Hello, cloud lovers.

It's an interesting feature of how our brains work that sometimes we require language to extend our appreciation of some natural phenomenon. For example, before I joined the scout troop at Tiffin Boys School, clouds were just, well, clouds to me. But then - in order to gain some badge or other - I learnt about cirrus and cumulus clouds, and the various combinations and variants thereof. Suddenly I could talk about clouds with specification and authority.

And I love the science of clouds. I particularly like those fluffy characters with flat bottoms, as if they have been pressed down onto some glass ceiling a few hundred feet up in the air above us. That glass ceiling is actually the exact height at which the warm, dense air reaches the dew point where it can't hold water as vapour any longer and it becomes liquid, and that is what we see as clouds.

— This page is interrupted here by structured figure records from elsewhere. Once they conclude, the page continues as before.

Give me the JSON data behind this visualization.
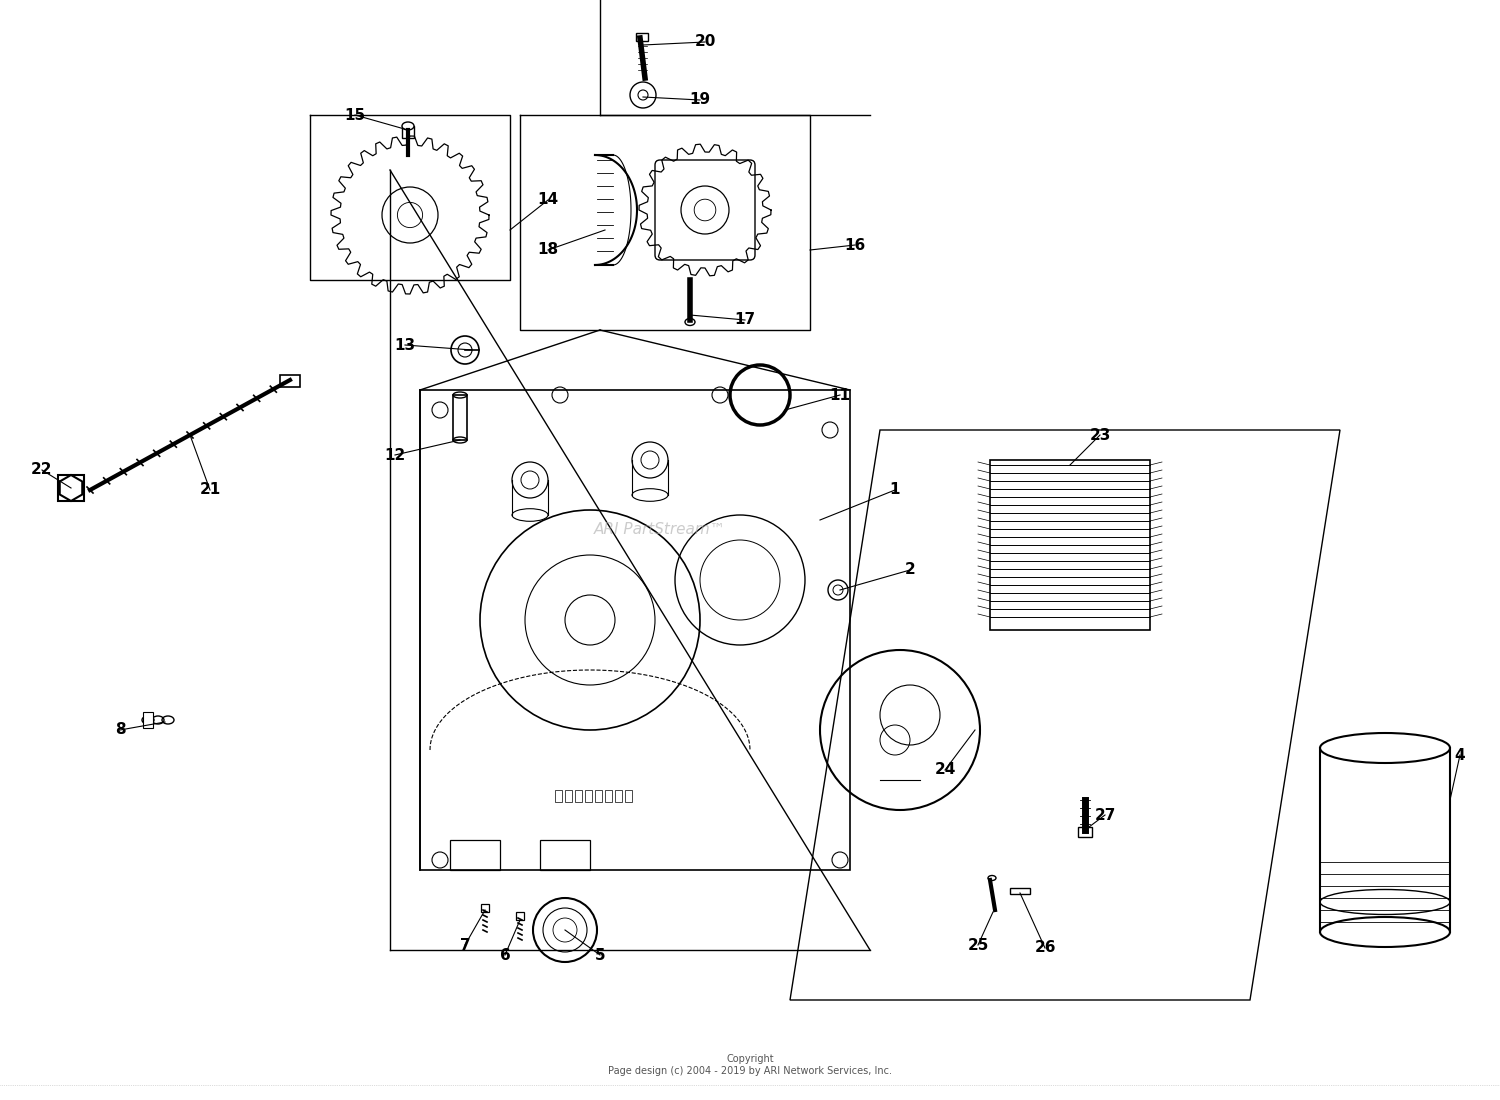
{
  "background_color": "#ffffff",
  "copyright_text": "Copyright\nPage design (c) 2004 - 2019 by ARI Network Services, Inc.",
  "watermark": "ARI PartStream™",
  "line_color": "#000000",
  "label_fontsize": 11,
  "fig_width": 15.0,
  "fig_height": 11.0,
  "dpi": 100
}
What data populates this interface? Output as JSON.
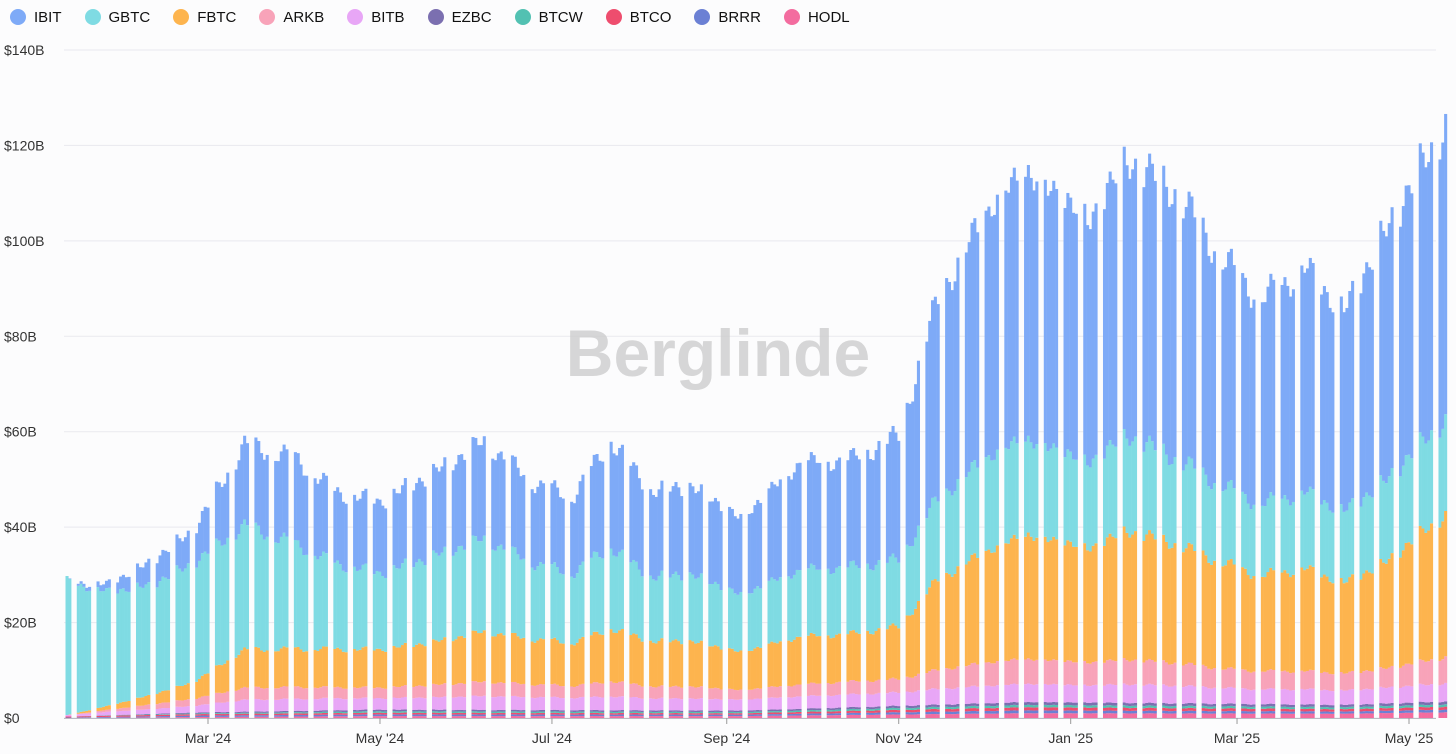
{
  "watermark": "Berglinde",
  "chart_data": {
    "type": "bar",
    "stacked": true,
    "title": "",
    "xlabel": "",
    "ylabel": "",
    "ylim": [
      0,
      140
    ],
    "y_unit": "billion USD",
    "y_ticks": [
      {
        "value": 0,
        "label": "$0"
      },
      {
        "value": 20,
        "label": "$20B"
      },
      {
        "value": 40,
        "label": "$40B"
      },
      {
        "value": 60,
        "label": "$60B"
      },
      {
        "value": 80,
        "label": "$80B"
      },
      {
        "value": 100,
        "label": "$100B"
      },
      {
        "value": 120,
        "label": "$120B"
      },
      {
        "value": 140,
        "label": "$140B"
      }
    ],
    "x_range": [
      "2024-01-11",
      "2025-05-14"
    ],
    "x_ticks": [
      {
        "date": "2024-03-01",
        "label": "Mar '24"
      },
      {
        "date": "2024-05-01",
        "label": "May '24"
      },
      {
        "date": "2024-07-01",
        "label": "Jul '24"
      },
      {
        "date": "2024-09-01",
        "label": "Sep '24"
      },
      {
        "date": "2024-11-01",
        "label": "Nov '24"
      },
      {
        "date": "2025-01-01",
        "label": "Jan '25"
      },
      {
        "date": "2025-03-01",
        "label": "Mar '25"
      },
      {
        "date": "2025-05-01",
        "label": "May '25"
      }
    ],
    "grid": true,
    "legend_position": "top-left",
    "stack_order_bottom_to_top": [
      "HODL",
      "BRRR",
      "BTCO",
      "BTCW",
      "EZBC",
      "BITB",
      "ARKB",
      "FBTC",
      "GBTC",
      "IBIT"
    ],
    "series": [
      {
        "name": "IBIT",
        "color": "#7eaaf7",
        "anchors": [
          [
            "2024-01-11",
            0
          ],
          [
            "2024-01-25",
            1.5
          ],
          [
            "2024-02-10",
            5
          ],
          [
            "2024-02-25",
            7
          ],
          [
            "2024-03-14",
            17
          ],
          [
            "2024-04-01",
            18
          ],
          [
            "2024-04-15",
            15
          ],
          [
            "2024-05-01",
            15
          ],
          [
            "2024-05-20",
            17.5
          ],
          [
            "2024-06-07",
            20.5
          ],
          [
            "2024-06-24",
            17
          ],
          [
            "2024-07-08",
            16
          ],
          [
            "2024-07-15",
            19
          ],
          [
            "2024-07-22",
            22.5
          ],
          [
            "2024-08-05",
            18
          ],
          [
            "2024-08-20",
            18.5
          ],
          [
            "2024-09-06",
            16
          ],
          [
            "2024-09-27",
            22.5
          ],
          [
            "2024-10-15",
            22.5
          ],
          [
            "2024-11-01",
            26
          ],
          [
            "2024-11-15",
            42
          ],
          [
            "2024-12-05",
            53
          ],
          [
            "2024-12-17",
            56
          ],
          [
            "2025-01-08",
            51
          ],
          [
            "2025-01-21",
            58
          ],
          [
            "2025-02-07",
            56
          ],
          [
            "2025-02-25",
            47
          ],
          [
            "2025-03-10",
            43
          ],
          [
            "2025-03-25",
            47
          ],
          [
            "2025-04-08",
            42
          ],
          [
            "2025-04-22",
            52
          ],
          [
            "2025-05-14",
            62
          ]
        ]
      },
      {
        "name": "GBTC",
        "color": "#7fdbe3",
        "anchors": [
          [
            "2024-01-11",
            28
          ],
          [
            "2024-01-25",
            24
          ],
          [
            "2024-02-10",
            23
          ],
          [
            "2024-02-25",
            25
          ],
          [
            "2024-03-14",
            26
          ],
          [
            "2024-04-01",
            22
          ],
          [
            "2024-04-15",
            18
          ],
          [
            "2024-05-01",
            16
          ],
          [
            "2024-05-20",
            18
          ],
          [
            "2024-06-07",
            19.5
          ],
          [
            "2024-06-24",
            16
          ],
          [
            "2024-07-08",
            14.5
          ],
          [
            "2024-07-15",
            16
          ],
          [
            "2024-07-22",
            17
          ],
          [
            "2024-08-05",
            13.5
          ],
          [
            "2024-08-20",
            14
          ],
          [
            "2024-09-06",
            12
          ],
          [
            "2024-09-27",
            14
          ],
          [
            "2024-10-15",
            14
          ],
          [
            "2024-11-01",
            14
          ],
          [
            "2024-11-15",
            17
          ],
          [
            "2024-12-05",
            20
          ],
          [
            "2024-12-17",
            20
          ],
          [
            "2025-01-08",
            18
          ],
          [
            "2025-01-21",
            20
          ],
          [
            "2025-02-07",
            18
          ],
          [
            "2025-02-25",
            16
          ],
          [
            "2025-03-10",
            15
          ],
          [
            "2025-03-25",
            16
          ],
          [
            "2025-04-08",
            15
          ],
          [
            "2025-04-22",
            17
          ],
          [
            "2025-05-14",
            20
          ]
        ]
      },
      {
        "name": "FBTC",
        "color": "#fdb44e",
        "anchors": [
          [
            "2024-01-11",
            0
          ],
          [
            "2024-01-25",
            0.8
          ],
          [
            "2024-02-10",
            2
          ],
          [
            "2024-02-25",
            3.5
          ],
          [
            "2024-03-14",
            8
          ],
          [
            "2024-04-01",
            8
          ],
          [
            "2024-04-15",
            8
          ],
          [
            "2024-05-01",
            8
          ],
          [
            "2024-05-20",
            9
          ],
          [
            "2024-06-07",
            10.5
          ],
          [
            "2024-06-24",
            9.5
          ],
          [
            "2024-07-08",
            9
          ],
          [
            "2024-07-15",
            10
          ],
          [
            "2024-07-22",
            11
          ],
          [
            "2024-08-05",
            9.5
          ],
          [
            "2024-08-20",
            9.5
          ],
          [
            "2024-09-06",
            8
          ],
          [
            "2024-09-27",
            10
          ],
          [
            "2024-10-15",
            10
          ],
          [
            "2024-11-01",
            11
          ],
          [
            "2024-11-15",
            19
          ],
          [
            "2024-12-05",
            24
          ],
          [
            "2024-12-17",
            26
          ],
          [
            "2025-01-08",
            24
          ],
          [
            "2025-01-21",
            27
          ],
          [
            "2025-02-07",
            25
          ],
          [
            "2025-02-25",
            22
          ],
          [
            "2025-03-10",
            20
          ],
          [
            "2025-03-25",
            21.5
          ],
          [
            "2025-04-08",
            19
          ],
          [
            "2025-04-22",
            22
          ],
          [
            "2025-05-14",
            30
          ]
        ]
      },
      {
        "name": "ARKB",
        "color": "#f8a3b9",
        "anchors": [
          [
            "2024-01-11",
            0
          ],
          [
            "2024-01-25",
            0.4
          ],
          [
            "2024-02-10",
            1
          ],
          [
            "2024-02-25",
            1.5
          ],
          [
            "2024-03-14",
            2.5
          ],
          [
            "2024-04-01",
            2.5
          ],
          [
            "2024-04-15",
            2.3
          ],
          [
            "2024-05-01",
            2.2
          ],
          [
            "2024-05-20",
            2.6
          ],
          [
            "2024-06-07",
            3
          ],
          [
            "2024-06-24",
            2.7
          ],
          [
            "2024-07-08",
            2.5
          ],
          [
            "2024-07-15",
            2.8
          ],
          [
            "2024-07-22",
            3.2
          ],
          [
            "2024-08-05",
            2.5
          ],
          [
            "2024-08-20",
            2.5
          ],
          [
            "2024-09-06",
            2
          ],
          [
            "2024-09-27",
            2.5
          ],
          [
            "2024-10-15",
            2.7
          ],
          [
            "2024-11-01",
            2.8
          ],
          [
            "2024-11-15",
            4
          ],
          [
            "2024-12-05",
            5
          ],
          [
            "2024-12-17",
            5.2
          ],
          [
            "2025-01-08",
            4.8
          ],
          [
            "2025-01-21",
            5.2
          ],
          [
            "2025-02-07",
            4.8
          ],
          [
            "2025-02-25",
            4
          ],
          [
            "2025-03-10",
            3.8
          ],
          [
            "2025-03-25",
            3.8
          ],
          [
            "2025-04-08",
            3.6
          ],
          [
            "2025-04-22",
            4
          ],
          [
            "2025-05-14",
            5.5
          ]
        ]
      },
      {
        "name": "BITB",
        "color": "#e8a6f6",
        "anchors": [
          [
            "2024-01-11",
            0.3
          ],
          [
            "2024-01-25",
            0.7
          ],
          [
            "2024-02-10",
            1
          ],
          [
            "2024-02-25",
            1.4
          ],
          [
            "2024-03-14",
            2.5
          ],
          [
            "2024-04-01",
            2.5
          ],
          [
            "2024-04-15",
            2.5
          ],
          [
            "2024-05-01",
            2.4
          ],
          [
            "2024-05-20",
            2.6
          ],
          [
            "2024-06-07",
            2.9
          ],
          [
            "2024-06-24",
            2.7
          ],
          [
            "2024-07-08",
            2.6
          ],
          [
            "2024-07-15",
            2.7
          ],
          [
            "2024-07-22",
            2.9
          ],
          [
            "2024-08-05",
            2.5
          ],
          [
            "2024-08-20",
            2.5
          ],
          [
            "2024-09-06",
            2.3
          ],
          [
            "2024-09-27",
            2.6
          ],
          [
            "2024-10-15",
            2.7
          ],
          [
            "2024-11-01",
            2.8
          ],
          [
            "2024-11-15",
            3.3
          ],
          [
            "2024-12-05",
            3.7
          ],
          [
            "2024-12-17",
            3.8
          ],
          [
            "2025-01-08",
            3.6
          ],
          [
            "2025-01-21",
            3.9
          ],
          [
            "2025-02-07",
            3.7
          ],
          [
            "2025-02-25",
            3.3
          ],
          [
            "2025-03-10",
            3.1
          ],
          [
            "2025-03-25",
            3.2
          ],
          [
            "2025-04-08",
            3
          ],
          [
            "2025-04-22",
            3.3
          ],
          [
            "2025-05-14",
            3.8
          ]
        ]
      },
      {
        "name": "EZBC",
        "color": "#7b6fb0",
        "anchors": [
          [
            "2024-01-11",
            0
          ],
          [
            "2024-02-25",
            0.2
          ],
          [
            "2024-05-01",
            0.35
          ],
          [
            "2024-09-06",
            0.3
          ],
          [
            "2024-12-17",
            0.6
          ],
          [
            "2025-04-08",
            0.5
          ],
          [
            "2025-05-14",
            0.6
          ]
        ]
      },
      {
        "name": "BTCW",
        "color": "#52c1b2",
        "anchors": [
          [
            "2024-01-11",
            0
          ],
          [
            "2024-02-25",
            0.15
          ],
          [
            "2024-05-01",
            0.3
          ],
          [
            "2024-09-06",
            0.25
          ],
          [
            "2024-12-17",
            0.5
          ],
          [
            "2025-04-08",
            0.4
          ],
          [
            "2025-05-14",
            0.5
          ]
        ]
      },
      {
        "name": "BTCO",
        "color": "#ee4d6e",
        "anchors": [
          [
            "2024-01-11",
            0.2
          ],
          [
            "2024-02-25",
            0.3
          ],
          [
            "2024-05-01",
            0.35
          ],
          [
            "2024-09-06",
            0.3
          ],
          [
            "2024-12-17",
            0.65
          ],
          [
            "2025-04-08",
            0.5
          ],
          [
            "2025-05-14",
            0.6
          ]
        ]
      },
      {
        "name": "BRRR",
        "color": "#6b80d4",
        "anchors": [
          [
            "2024-01-11",
            0.1
          ],
          [
            "2024-02-25",
            0.3
          ],
          [
            "2024-05-01",
            0.35
          ],
          [
            "2024-09-06",
            0.3
          ],
          [
            "2024-12-17",
            0.6
          ],
          [
            "2025-04-08",
            0.45
          ],
          [
            "2025-05-14",
            0.55
          ]
        ]
      },
      {
        "name": "HODL",
        "color": "#f36c9f",
        "anchors": [
          [
            "2024-01-11",
            0
          ],
          [
            "2024-02-25",
            0.2
          ],
          [
            "2024-05-01",
            0.4
          ],
          [
            "2024-09-06",
            0.4
          ],
          [
            "2024-12-17",
            1
          ],
          [
            "2025-04-08",
            0.9
          ],
          [
            "2025-05-14",
            1.2
          ]
        ]
      }
    ]
  }
}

For no particular reason, I've been wanting to write about this for a while and, today, as I was driving back along the M65 from a meeting with a client to the Minx's house, I saw loads of these flat bottomed clouds. And that was really frustrating as there was nowhere that I could pull over safely to photograph them.

I was moaning about this as soon as I walked through the door and the Minx - entirely characteristically - suggested that we head straight back out to find a place from which we could photograph them. Thus we had a nice drive out out, chasing the particular clouds that I wanted, just so that I could take this photograph.